22. The method of claim 19 or 20, wherein the cells include fibroblasts and/or vascular endothelial cells.

23. The method of claim 19 or 20, wherein fibronectin and/or glycoseaminoglycan are added to the artificial or native dermal construct.

24. A method of preparing a bioartificial skin by inoculating keratinocytes preconditioned by the method of claim 18 in a dermal construct exclusively or along with melanocytes, dermal sheath, or hair follicle cells.

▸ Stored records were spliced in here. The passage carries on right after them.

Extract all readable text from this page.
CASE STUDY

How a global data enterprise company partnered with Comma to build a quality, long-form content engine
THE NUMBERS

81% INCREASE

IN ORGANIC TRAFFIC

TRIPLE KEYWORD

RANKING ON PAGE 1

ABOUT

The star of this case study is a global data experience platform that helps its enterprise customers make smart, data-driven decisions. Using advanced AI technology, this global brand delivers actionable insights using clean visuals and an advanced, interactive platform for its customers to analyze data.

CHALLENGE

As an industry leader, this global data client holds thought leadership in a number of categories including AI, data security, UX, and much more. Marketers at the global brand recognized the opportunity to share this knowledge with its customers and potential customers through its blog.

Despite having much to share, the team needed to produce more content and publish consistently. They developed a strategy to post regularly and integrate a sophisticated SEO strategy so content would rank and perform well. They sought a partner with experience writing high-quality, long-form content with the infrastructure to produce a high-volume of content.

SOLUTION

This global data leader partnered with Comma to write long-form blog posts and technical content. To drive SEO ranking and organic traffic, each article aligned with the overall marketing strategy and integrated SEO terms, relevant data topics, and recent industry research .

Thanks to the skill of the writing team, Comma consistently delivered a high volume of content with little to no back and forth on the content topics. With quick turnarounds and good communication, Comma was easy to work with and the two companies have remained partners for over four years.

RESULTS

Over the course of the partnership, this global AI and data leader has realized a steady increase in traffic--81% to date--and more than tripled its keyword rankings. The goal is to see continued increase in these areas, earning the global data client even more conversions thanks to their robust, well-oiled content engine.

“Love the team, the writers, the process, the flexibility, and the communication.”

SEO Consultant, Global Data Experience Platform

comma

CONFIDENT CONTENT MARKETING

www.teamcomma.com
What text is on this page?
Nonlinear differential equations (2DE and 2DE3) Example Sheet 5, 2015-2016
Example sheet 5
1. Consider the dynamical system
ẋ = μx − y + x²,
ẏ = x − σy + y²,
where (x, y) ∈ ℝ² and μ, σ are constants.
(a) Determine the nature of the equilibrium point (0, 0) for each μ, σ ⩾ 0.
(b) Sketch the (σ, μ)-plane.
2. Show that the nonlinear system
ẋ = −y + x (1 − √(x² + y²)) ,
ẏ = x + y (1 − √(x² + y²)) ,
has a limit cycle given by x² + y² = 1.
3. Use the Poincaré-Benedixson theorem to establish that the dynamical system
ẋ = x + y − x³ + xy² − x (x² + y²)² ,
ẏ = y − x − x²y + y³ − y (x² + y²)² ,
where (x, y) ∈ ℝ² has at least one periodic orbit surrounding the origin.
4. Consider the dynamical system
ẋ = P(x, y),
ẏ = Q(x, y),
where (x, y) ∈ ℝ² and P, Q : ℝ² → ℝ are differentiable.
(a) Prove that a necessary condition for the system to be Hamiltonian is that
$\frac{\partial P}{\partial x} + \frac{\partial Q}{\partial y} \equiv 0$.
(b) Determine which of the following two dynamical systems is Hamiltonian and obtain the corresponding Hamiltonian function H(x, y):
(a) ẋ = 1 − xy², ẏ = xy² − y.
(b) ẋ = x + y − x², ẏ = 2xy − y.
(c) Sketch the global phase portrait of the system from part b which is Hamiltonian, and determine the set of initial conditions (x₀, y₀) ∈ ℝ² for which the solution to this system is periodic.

25. A method of preparing a bioartificial skin by the application of physical stimuli after inoculating keratinocytes exclusively or along with melanocytes in a dermal construct.

26. The method of claim 24 or 25, wherein the dermal construct includes artificial and native dermal constructs, bioartificial dermal constructs, and the bioartificial dermis prepared by the method of claim 19 or 20.

27. The method of any of claims 15, 20, and 25, wherein the physical stimuli include pulsatile or continuous strain applied at a frequency of 0.1-3.0 Hz at 0.01-40% maximum strain.

28. The method of claim 26, wherein the native dermal construct is at least one selected from the group consisting of de-epidermized dermis (DED), collagen solution, fibrin solution, gelated collagen, and gelated fibrin, and the artificial dermal construct is at least one selected from the group consisting of neutralized chitosan sponge, a mixed sponge of neutralized chitosan and collagen, Integra®, Alloderm, Terudermis, and Beschitin W.

29. A method of healing a damaged tissue by implanting the bioartificial dermis prepared by the method of claim 19 or 20 or the bioartificial skin prepared by the method of claim 24 or 25 in a damaged skin tissue or internal organ tissue.

30. A method of curing a damaged tissue by directly implanting the fibroablasts preconditioned by the method of claim 16, the vascular endothelial cells preconditioned by the method of claim 17, the keratinocytes preconditioned by the method of claim 18 separately or together in a damaged skin tissue or internal organ tissue.